Rape Date 1998
!Xoe site-specific project
At 21, the youngest artist to be featured in artbio, Mustafa Maluka draws on his upbringing in Bishop Lavis, a tough township on the Cape Flats, on graffiti, and on hip hop music to make his work. His pieces are notable for a sophisticated mixture of graffiti and other text with his own use of words to make deceptively simple and direct statements. His themes: a redressing of past history, and a study of how old attitudes continue to affect the present.
"I am trying to rape ignorance. From the background I come from, ignorance is the main weapon that the previous system used to teach people to hate themselves. People are still mental slaves. What I'm doing is challenging all those things you weren't supposed to question."
Most recent projects:
Maluka can be seen in three current projects: a solo show at the AVA's ArtStrip is entitled 'The (Unstoppable) Rapist', referring both to the continuation of the master/slave thinking and, when the word 'Unstoppable' is removed, to himself as 'the-rapist'. Using collage and paint, Maluka traces a linear history of slavery, starting with the 17th century and ending with contemporary advertisements for straight-haired wigs. The work warns against the acceptance of stereotypes.
At the Irma Stern Museum, Maluka is part of the collaborative project, with Gregg Smith, Ice and Sky 1, called 'Childhood' (see listings) in which the artists examine their different upbringings. On surfaces prepared by Smith, the four imprint and paint visual notes from their early years. Where Gregg Smith recalls the prints of paintings of his white suburban upbringing, Maluka records the Niknak man and Wilsons Toffee papers.

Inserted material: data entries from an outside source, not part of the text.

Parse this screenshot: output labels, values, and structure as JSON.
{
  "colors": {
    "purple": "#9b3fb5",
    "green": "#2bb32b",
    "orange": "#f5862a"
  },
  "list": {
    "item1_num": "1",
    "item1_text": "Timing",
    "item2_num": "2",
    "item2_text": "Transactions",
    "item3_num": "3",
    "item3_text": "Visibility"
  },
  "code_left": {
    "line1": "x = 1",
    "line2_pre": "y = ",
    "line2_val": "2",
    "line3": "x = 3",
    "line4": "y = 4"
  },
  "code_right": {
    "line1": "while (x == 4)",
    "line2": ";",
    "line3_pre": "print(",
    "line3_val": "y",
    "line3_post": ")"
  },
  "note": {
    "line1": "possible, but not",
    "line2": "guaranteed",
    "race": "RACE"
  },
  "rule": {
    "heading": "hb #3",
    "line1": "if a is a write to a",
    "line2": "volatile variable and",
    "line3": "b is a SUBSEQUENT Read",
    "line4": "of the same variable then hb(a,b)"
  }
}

And on June 30 Maluka will be present as a participant in the !Xoe project at Nieu Bethesda (see listings). His chosen site is next to the township - "pointing up the stark difference between the huge houses of those that own land and those that don't". His piece was inspired by the story of a local boy who was sent out into the snow by his boss the farmer to recover a lost sheep. The boy never returned. Maluka's piece utilises a sheepskin, a pool of red water symbolising blood and old barn doors with words and phrases relating to the incident.
Maluka took part in the District Six Sculpture Festival last year, reclaiming the land, renamed Zonnebloem after the demolition of the area, with a lettered sign, like the famous HOLLYWOOD one.
Maluka studied Graphic Design at the Peninsula Technikon for two years, then had to give up through lack of funds. He has participated in numerous art workshops at Hard Ground Printmakers, the South African National Galley and Thupelo. In June 1997 he spent a month on Robben Island for a residency at the Robben Island Museum.